Christie’s auction house has just sold a treasure trove of rare Bordeaux which had been hidden for more than 60 years.
The hoard of old wine had been hidden from the Nazis during World War II in Paris’s Ritz Hotel.
Buyers bought 18 lots of illustrious crus, including Margaux 1928 and 1929, Haut Brion and Mouton Rothschild 1926, Yquem 1924 and Climens 1919, Christie’s told decanter.com.
In the early days of the war the hotel’s staff hid more than 120,000 bottles – one of the greatest restaurant wine cellars of the time – in a reserve cellar on the rue Lecourbe in the 15th arrondissement of Paris, just a few kilometres south of the Place Vendôme. The hiding place narrowly escaped discovery in 1943 – but in the event lay undisturbed until earlier this year.

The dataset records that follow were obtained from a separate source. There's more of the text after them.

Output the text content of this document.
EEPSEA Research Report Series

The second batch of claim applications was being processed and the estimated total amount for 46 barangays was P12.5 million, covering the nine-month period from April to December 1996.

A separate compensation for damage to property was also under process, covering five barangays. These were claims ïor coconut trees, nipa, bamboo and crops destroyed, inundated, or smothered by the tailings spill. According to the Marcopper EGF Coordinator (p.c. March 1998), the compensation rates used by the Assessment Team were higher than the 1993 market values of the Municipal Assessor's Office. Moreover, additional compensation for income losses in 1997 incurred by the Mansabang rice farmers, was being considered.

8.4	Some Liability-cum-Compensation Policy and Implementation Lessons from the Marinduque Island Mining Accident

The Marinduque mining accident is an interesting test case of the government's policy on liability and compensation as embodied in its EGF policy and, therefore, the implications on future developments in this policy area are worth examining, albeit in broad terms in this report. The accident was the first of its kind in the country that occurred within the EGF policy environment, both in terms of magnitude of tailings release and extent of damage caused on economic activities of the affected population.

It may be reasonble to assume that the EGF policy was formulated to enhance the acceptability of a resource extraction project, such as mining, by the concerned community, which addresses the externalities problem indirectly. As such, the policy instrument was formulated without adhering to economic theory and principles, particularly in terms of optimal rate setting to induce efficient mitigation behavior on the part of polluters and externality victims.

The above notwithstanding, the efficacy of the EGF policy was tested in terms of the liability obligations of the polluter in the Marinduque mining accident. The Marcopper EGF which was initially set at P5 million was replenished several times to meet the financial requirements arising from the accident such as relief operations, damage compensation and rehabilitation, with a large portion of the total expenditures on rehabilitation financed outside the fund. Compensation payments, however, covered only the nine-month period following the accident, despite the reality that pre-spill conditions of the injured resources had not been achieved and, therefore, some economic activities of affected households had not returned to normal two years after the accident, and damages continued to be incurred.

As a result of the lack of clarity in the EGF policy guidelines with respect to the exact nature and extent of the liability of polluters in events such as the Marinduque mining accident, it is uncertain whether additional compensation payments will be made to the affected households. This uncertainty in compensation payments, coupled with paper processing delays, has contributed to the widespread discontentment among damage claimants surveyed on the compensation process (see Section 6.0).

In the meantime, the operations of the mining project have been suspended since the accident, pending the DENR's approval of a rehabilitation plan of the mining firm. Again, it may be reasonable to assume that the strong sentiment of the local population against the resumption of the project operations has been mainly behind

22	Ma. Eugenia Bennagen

The restaurant decided to sell 200 of those bottles, said Ritz press spokesman Matthieu Goffard. ‘We could not use them at the restaurant because the corks were a bit damaged or the labels were not clear,’ he told decanter.com.
But they proved of interest to wine collectors, who snapped them up at the auction last week, on June 6, the anniversary of the Allied invasion of France, D-Day.
The Haut Brion half-bottles sold for an average price of €234 each, and Mouton Rothschild sold for an average price of €216 per half-bottle.